In 1977, she helped the Women’s Basketball team set records for the best won-lost at 18-8; most points scored by an SRC women’s team (81-33 against Black Hawk East); and lowest number of points allowed by an opponent (57-17 against Black Hawk East). The 1978 volleyball team ranked number eight in the state and beat nationally ranked Highland, ending the season with a 20-16 record.
But softball was what Teresa loved the most and pitching was what she did best. The 1977 Women’s Softball Team was champion of the first-ever Region IV (all community colleges in Illinois) Tournament. The next year, the team finished tied for sixth in the Nationals held in Fort Dodge, Iowa. Teresa was voted MVP by her teammates. She received a softball scholarship to Bradley University, where she helped the newly established team end their first year with an 8-4 record and their second year with a 12-6 record. From there, she played semi-pro with the Pekin Lettes.
One of her greatest softball memories at SRC is beating Lorene Ramsey’s ICC team. She says, “I absolutely love it at SRC! The instructors were tough, challenging, and awesome. It was a wonderful hometown atmosphere where education was number one. All the athletes supported one another and had the greatest respect for one another as well. Coach Weeks gave her heart and soul to every player, and it was really hard to leave.”
Teresa is a graduate of the Graham Hospital School of Nursing. She feels her greatest accomplishment in life is the fact that she is a four-year breast cancer survivor. She says she wants everyone to know it can happen to them and that early detection is the key to successful treatment.
Audrey "Sandy" Weeks
Sandy began working at SRC in 1969. She retired in 1995 and is now living in Panama City Beach, Florida. She enjoys playing golf, volunteering at the local food pantry, and is very active in church activities. Sandy pioneered women’s athletics at Spoon River College.
In 1971, she was appointed the head of the Physical Education Department and coached the first women’s basketball team. She initiated the softball program, and as coach, took the team to the Nationals in 1977 and 1978. The 1978 team compiled a record of 21-10. Sandy says, “My job at SRC was the best job anyone could have had. Dr. Taylor was the Chairman of the Board of Trustees in 1970 and asked if I would be in-terested in starting women’s basketball, softball, and volleyball teams.
Girls weren’t playing sports in high school yet, that didn’t start until 1973 with the passage of Title 9. SRC women’s basketball played against Knox College, Illinois State University, Illinois Central College, and the second, third, and fourth level team at Western Illinois University. We didn’t have uniforms, so we wore ‘pinnies’ with numbers.

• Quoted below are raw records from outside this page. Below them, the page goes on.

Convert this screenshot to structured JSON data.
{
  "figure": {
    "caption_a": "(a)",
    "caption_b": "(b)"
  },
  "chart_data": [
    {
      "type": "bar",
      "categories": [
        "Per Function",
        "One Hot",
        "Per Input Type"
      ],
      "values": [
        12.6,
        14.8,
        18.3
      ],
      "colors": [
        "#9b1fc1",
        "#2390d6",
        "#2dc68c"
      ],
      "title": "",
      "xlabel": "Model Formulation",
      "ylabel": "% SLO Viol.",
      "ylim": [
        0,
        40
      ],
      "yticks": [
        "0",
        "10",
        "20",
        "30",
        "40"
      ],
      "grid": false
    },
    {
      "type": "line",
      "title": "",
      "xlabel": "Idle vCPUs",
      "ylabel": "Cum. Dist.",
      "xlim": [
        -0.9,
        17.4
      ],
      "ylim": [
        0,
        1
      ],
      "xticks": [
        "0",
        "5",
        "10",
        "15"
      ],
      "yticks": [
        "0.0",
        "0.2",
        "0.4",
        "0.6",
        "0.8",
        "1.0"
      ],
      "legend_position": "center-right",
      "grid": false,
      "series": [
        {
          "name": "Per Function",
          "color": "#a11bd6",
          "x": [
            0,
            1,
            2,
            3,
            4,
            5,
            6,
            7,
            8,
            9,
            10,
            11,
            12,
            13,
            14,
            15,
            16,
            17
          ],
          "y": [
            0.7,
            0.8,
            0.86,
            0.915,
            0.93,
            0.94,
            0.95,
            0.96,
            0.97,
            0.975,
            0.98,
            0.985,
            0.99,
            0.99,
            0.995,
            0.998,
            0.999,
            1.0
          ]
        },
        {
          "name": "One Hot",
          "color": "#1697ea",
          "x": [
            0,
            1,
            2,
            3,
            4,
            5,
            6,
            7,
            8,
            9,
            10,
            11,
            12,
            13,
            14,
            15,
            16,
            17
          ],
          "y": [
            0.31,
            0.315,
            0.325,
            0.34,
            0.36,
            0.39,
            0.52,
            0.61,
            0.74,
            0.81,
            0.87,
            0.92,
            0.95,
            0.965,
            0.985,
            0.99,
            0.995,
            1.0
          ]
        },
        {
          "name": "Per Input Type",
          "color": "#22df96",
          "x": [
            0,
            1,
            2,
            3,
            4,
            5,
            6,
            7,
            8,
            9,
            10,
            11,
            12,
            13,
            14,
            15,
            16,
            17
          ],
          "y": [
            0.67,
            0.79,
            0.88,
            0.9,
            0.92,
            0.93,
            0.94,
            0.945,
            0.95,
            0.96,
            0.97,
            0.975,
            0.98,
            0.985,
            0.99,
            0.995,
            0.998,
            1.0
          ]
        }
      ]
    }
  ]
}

We practiced and played in the Central Grade School gym on a cement floor. We played in a tournament in Rockford that first year and took second place. In 1977, the National Junior College Athletic Association recognized women’s basketball. We played in the state tournament in 1977 and 1977, and took first place both years.” She also coached the Women’s Softball Team to the first-ever Region IV Championship in 1977, and lead them to the Nationals in 1978 where they finished tied for sixth.